Долгое время единственным надежным симптомом поражения МТ считалось нарушение реципрокных движений. При рассечении МТ были выявлены не только нарушения двигательных координационных актов, но и нарушения психических функций, получивших название «синдрома расщепленного мозга» (split-brain). Этот синдром остается единственным известным синдромом нарушения межполушарного взаимодействия. В клинической нейропсихологии описаны два основных варианта этого синдрома, существенным признаком которых является их односторонний характер (Корсакова, Московичюте, 2003). Первый синдром обозначается как синдром аномии. Такие больные не могут назвать предмет, информация о котором поступает в правое полушарие, при полном отсутствии таких затруднений при поступлении информации в левое полушарие. Второй синдром – синдром дископии-дисграфии проявляется в том, что больной не может писать левой рукой, а рисовать правой рукой.

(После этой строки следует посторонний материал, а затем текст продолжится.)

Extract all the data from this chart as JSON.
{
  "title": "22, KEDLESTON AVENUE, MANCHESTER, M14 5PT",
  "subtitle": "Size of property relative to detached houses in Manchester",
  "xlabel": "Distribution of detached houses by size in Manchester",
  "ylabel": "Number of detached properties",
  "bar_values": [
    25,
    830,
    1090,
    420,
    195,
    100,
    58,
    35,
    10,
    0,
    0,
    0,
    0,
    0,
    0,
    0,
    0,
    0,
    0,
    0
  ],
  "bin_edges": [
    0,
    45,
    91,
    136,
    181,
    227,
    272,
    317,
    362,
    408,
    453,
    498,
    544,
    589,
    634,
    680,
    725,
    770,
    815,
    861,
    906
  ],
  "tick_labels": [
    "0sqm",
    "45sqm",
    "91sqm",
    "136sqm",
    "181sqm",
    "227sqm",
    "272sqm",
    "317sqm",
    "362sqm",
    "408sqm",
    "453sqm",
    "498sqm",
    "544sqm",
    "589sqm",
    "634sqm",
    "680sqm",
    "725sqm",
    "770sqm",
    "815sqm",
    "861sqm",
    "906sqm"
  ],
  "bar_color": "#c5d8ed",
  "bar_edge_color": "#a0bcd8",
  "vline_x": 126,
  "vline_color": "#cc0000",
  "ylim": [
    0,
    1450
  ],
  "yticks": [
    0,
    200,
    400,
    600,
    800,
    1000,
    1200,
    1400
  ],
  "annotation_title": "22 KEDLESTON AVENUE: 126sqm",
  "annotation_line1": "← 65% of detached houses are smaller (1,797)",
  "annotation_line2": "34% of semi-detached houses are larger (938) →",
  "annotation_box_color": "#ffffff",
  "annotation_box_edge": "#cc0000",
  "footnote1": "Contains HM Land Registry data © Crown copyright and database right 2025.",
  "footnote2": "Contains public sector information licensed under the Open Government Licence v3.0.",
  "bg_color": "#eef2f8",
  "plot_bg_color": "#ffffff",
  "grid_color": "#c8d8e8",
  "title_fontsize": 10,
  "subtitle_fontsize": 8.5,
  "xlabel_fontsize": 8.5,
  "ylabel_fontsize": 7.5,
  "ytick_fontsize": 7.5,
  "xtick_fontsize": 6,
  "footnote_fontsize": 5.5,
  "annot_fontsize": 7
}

Таким образом, перерезка МТ приводит к возникновению специфических расстройств, отличительной особенностью которых считается их латерализованный характер, заключающийся в проявлении функциональной специализации полушарий мозга, которая выражается утратой способности выполнения функций, специфичных для другого полушария (Симерницкая, 1989).

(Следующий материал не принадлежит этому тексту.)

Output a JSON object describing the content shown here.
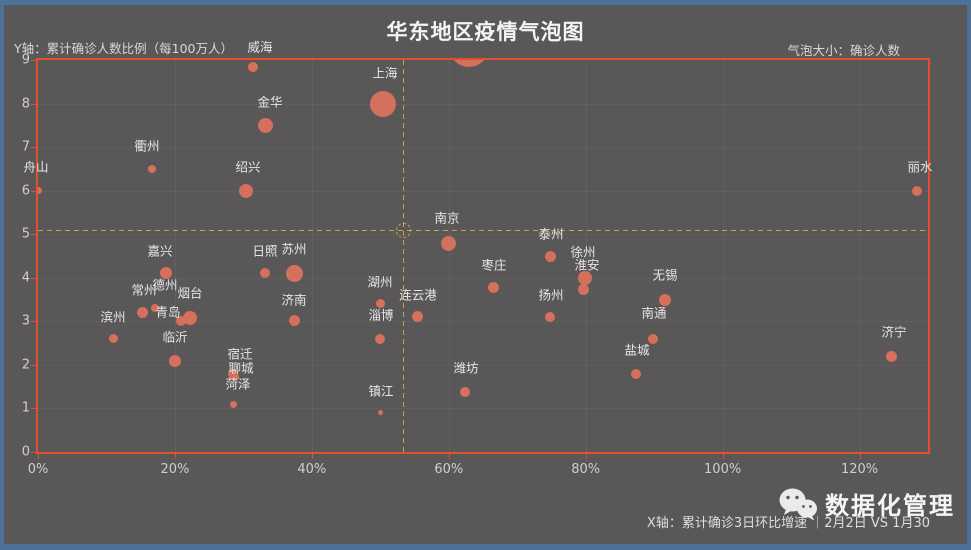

В современных зарубежных и отечественных исследованиях изучение нарушений межполушарного взаимодействия проводится не только на модели расщепленного мозга, но и на моделях различных патологий комиссур мозга, в первую очередь МТ. Эти исследования сразу столкнулись с проблемой сравнения выявленных ими нарушений психических функций с синдромом «расщепленного» мозга. Как правило, такие исследования проводятся в формате case-study и их результаты весьма противоречивы, что приводит к многочисленным дискуссиям о функциональной роли МТ и о специфике синдромов при его патологии. Это может быть связано, во-первых, с различными индивидуальными проявлениями компенсаторных механизмов, которые детерминируют выявляемые нарушения, во-вторых, с достаточным разнообразием исследуемых пациентов (чаще всего испытуемые, описанные разными исследователями, различаются между собой по возрасту, уровню развития и сопутствующим патологиям), а в-третьих, с тем фактом, что, как и любые другие нарушения психической деятельности, нарушения, наблюдаемые при патологии МТ, носят вероятностный характер, а значит, их возникновение не может быть однозначным. Однако именно такие исследования открывают дорогу более тщательному и внимательному лонгитюдному наблюдению таких испытуемых, поскольку именно рассматривая ход развития психической деятельности при патологии МТ можно обнаружить закономерности, недоступные для изучения посредством анализа групп испытуемых.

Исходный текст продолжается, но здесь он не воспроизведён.